I decided to write every morning for an hour for a month. The first week didn’t feel so bad. Yes, I didn’t always know where to start… sometimes, the hour felt very long… 


I start each of my writing with a sip of a coffee… People who know me would tell you that I love coffee… How weird it sounds now… I used to love coffee… I used to love life… Right now, I can just appreciate it: the darkness, the light bitter taste… The black cup with a golden structure…

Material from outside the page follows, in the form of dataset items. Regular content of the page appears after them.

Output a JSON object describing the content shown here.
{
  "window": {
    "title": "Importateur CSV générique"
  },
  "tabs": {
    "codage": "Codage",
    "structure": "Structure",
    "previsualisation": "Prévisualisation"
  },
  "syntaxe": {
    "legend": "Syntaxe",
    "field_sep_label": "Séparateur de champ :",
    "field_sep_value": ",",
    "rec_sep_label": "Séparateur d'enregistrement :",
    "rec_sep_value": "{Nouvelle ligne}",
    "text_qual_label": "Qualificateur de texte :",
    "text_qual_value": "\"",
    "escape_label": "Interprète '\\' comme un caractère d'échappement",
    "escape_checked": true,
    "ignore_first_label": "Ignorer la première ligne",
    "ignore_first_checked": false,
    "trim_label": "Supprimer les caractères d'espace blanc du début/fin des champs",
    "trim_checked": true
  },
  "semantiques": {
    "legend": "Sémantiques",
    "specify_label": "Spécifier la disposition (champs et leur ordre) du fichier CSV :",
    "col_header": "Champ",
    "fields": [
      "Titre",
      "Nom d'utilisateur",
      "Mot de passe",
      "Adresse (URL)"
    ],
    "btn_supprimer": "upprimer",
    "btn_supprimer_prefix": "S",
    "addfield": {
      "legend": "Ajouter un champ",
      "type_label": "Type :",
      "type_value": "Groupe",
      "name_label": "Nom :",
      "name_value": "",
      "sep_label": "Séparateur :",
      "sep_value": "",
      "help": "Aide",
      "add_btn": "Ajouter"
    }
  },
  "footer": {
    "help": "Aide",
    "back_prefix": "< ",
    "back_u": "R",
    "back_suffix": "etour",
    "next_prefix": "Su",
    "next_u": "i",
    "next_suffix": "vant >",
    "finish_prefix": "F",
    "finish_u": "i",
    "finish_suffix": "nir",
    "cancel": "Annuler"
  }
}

I have a collection of coffee cups…. Each has a special meaning to me… Each reminds me of someone special in my life…


ree


xxxxxx


Let’s get back to the story line.


“How are you?” I hate that question… I used to answer: Day after day better and better…” That was before… 

I read that in Norway the common answer is: “Up and not crying… “ I really like that…. I cried too much last year… (and I’m still crying)…


Here is an idea. How about instead of asking 'how are you?" I use this: “Tell me about your day.” I will listen to you as long as you need…













Are you feeling a bit better? a bit of the weight lifted from from your chest?


Yes? - Great! I’m happy it helped you with your burden a little bit…

No? - Did my question bring you to tears again? I understand that . I feel you. You are doing the best you can… Take your time. Healing takes time. Getting out of the darkness takes time. Getting to the top of the mountain takes time.


Meanwhile, If you can, ask your partner, close friend, somebody you trust to check on you and tell you: “Tell me about your day… “ and then be honest… 


xxx


If you are like me when everything goes wrong, you push people away…. 


Write!!!! Write the question down and write the answer… Write… Everyday…. 

Don’t let the dark thoughts push you of the cliff… You are an amazing being and life wouldn’t be the same without you!!!! 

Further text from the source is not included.